Theresia referma le battant.
— Vous feriez mieux de vous reposer pour la prochaine messe, l’entendit-il lancer.
De retour au presbytère, il confia sa frustration à Joachim et se demanda s’il ne devait pas interdire l’église aux Krenken à certains moments, afin que Theresia et les autres puissent assister à la messe.
— La réponse est non, tout simplement, dit le moine, et comme il en va de la plupart des enseignements du Christ, cette simple réponse devra suffire. Il n’y a que les écoliers pour compliquer les choses avec leurs arguties. (Il tendit la main vers Dietrich pour lui agripper le poignet.) Nous avons entrepris là une tâche exaltante, Dietrich. Si nous amenons dans les bras du Christ ces acolytes de Satan, le Royaume des Cieux ne sera pas loin. Et quand viendra le Troisième Âge du monde – l’Âge de l’Esprit saint –, nos noms seront gravés en lettres d’or.
Mais, alors qu’il s’étendait pour faire un somme avant la messe de l’aurore, Dietrich se demanda : Le nom de Theresia sera-t-il gravé à côté d’eux ?
Comme il en allait souvent, la peur se traduisit par l’hostilité. Chaque fois qu’elle croisait des Krenken au village ou dans ses environs, Theresia leur lançait des boules de neige, ayant appris qu’ils étaient fort sensibles au froid.
— Rien de plus naturel, dit-elle à Dietrich après qu’il l’eut réprimandée. Ils sont accoutumés aux flammes de l’enfer.
Un jour, elle s’en prit à un enfant krenk. Par la suite, certains adultes, sachant que leur seule vue la mettait en furie, bravaient le froid par esprit de vengeance pour se montrer aux fenêtres de son cottage. Le baron de Grosswald leur infligea des mesures disciplinaires conformes aux usages krenken, non par amour de Theresia mais afin de préserver la paix – et la chaleur – qu’il devait à la générosité de Herr Manfred.
Joachim lui-même exprima sa déception.
— Si vous m’aviez demandé lesquels de ces villageois pourraient s’asseoir aux pieds du Seigneur, dit-il un jour alors qu’il reprisait sa robe, j’aurais sans hésiter nommé l’herboriste. Lorenz m’a dit qu’elle était muette lorsqu’elle est arrivée ici avec vous.

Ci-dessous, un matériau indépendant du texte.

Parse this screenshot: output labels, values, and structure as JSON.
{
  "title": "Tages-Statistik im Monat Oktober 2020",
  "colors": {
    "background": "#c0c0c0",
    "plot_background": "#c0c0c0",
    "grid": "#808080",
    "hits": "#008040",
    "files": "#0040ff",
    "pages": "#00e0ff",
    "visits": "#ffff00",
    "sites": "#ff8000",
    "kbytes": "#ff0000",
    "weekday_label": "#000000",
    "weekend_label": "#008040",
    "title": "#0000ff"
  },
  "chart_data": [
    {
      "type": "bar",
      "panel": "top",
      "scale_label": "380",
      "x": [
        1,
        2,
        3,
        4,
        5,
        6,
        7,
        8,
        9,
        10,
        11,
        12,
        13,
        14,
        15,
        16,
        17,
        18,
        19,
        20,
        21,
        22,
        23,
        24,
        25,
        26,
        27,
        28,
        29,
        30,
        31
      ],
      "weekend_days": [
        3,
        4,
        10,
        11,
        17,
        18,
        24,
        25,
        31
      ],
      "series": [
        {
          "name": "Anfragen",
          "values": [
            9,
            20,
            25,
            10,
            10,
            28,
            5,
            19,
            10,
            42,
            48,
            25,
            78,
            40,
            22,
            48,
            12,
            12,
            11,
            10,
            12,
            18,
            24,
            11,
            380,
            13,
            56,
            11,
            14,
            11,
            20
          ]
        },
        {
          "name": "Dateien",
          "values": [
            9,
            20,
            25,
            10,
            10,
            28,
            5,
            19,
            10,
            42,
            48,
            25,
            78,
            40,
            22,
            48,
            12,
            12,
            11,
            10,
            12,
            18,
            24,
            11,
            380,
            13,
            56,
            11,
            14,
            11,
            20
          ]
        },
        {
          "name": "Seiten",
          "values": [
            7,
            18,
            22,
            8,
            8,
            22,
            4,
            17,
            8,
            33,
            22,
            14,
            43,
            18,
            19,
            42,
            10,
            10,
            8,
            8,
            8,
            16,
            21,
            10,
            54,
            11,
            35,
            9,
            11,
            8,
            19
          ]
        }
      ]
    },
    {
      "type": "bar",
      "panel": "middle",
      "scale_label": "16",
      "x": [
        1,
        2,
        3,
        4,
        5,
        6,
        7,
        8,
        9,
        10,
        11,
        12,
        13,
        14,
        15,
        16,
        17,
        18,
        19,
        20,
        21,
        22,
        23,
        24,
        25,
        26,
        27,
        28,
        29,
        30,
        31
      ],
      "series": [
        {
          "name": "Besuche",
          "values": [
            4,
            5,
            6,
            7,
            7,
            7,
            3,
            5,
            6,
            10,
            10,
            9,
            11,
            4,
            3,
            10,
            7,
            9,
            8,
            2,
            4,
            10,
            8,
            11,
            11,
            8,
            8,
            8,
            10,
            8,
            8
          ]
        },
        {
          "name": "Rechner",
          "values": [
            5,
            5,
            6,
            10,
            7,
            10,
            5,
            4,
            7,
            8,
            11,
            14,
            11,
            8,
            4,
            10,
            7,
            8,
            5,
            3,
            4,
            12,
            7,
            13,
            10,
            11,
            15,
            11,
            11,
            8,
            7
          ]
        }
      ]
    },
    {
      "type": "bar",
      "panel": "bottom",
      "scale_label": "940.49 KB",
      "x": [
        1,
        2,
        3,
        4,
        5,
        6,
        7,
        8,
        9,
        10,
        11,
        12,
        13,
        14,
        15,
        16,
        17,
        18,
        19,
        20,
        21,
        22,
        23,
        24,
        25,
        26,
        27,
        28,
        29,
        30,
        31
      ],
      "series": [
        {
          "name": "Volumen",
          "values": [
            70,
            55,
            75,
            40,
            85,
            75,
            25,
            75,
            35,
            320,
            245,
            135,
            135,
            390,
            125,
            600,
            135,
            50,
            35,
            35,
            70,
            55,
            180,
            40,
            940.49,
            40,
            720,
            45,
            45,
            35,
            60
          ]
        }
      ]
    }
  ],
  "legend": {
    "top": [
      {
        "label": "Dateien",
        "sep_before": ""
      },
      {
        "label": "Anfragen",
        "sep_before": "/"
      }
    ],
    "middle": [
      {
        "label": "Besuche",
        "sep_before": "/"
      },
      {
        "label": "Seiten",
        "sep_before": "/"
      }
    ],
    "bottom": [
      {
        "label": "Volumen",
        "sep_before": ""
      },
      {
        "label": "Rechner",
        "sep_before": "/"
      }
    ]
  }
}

Dietrich cessa de balayer le sol, envahi par les souvenirs.
— Et elle l’est restée deux ans de plus, précisa-t-il.
Il jeta un coup d’œil au crucifix sur le mur, où Jésus se convulsait de souffrance. Ô Seigneur, pourquoi lui avoir infligé cela ? Job était un homme riche, et peut-être avait-il mérité ses épreuves, mais Theresia n’était qu’une enfant quand Vous lui avez tout pris.
— C’était la fille d’un Herr alsacien, reprit-il, et les Armleder ont brûlé son château, tué son père et ses frères, et violenté sa mère.
Joachim se signa.
— Qu’ils reposent dans la paix de Dieu.
— Leur seul crime était d’être riches, ajouta Dietrich. J’ignore si son père était un homme cruel, s’il possédait un vaste domaine ou une modeste parcelle. Ces bandits se souciaient peu de telles nuances. La folie s’était emparée d’eux. Ce n’était pas la personne qu’ils blâmaient, mais le type dont elle ressortissait.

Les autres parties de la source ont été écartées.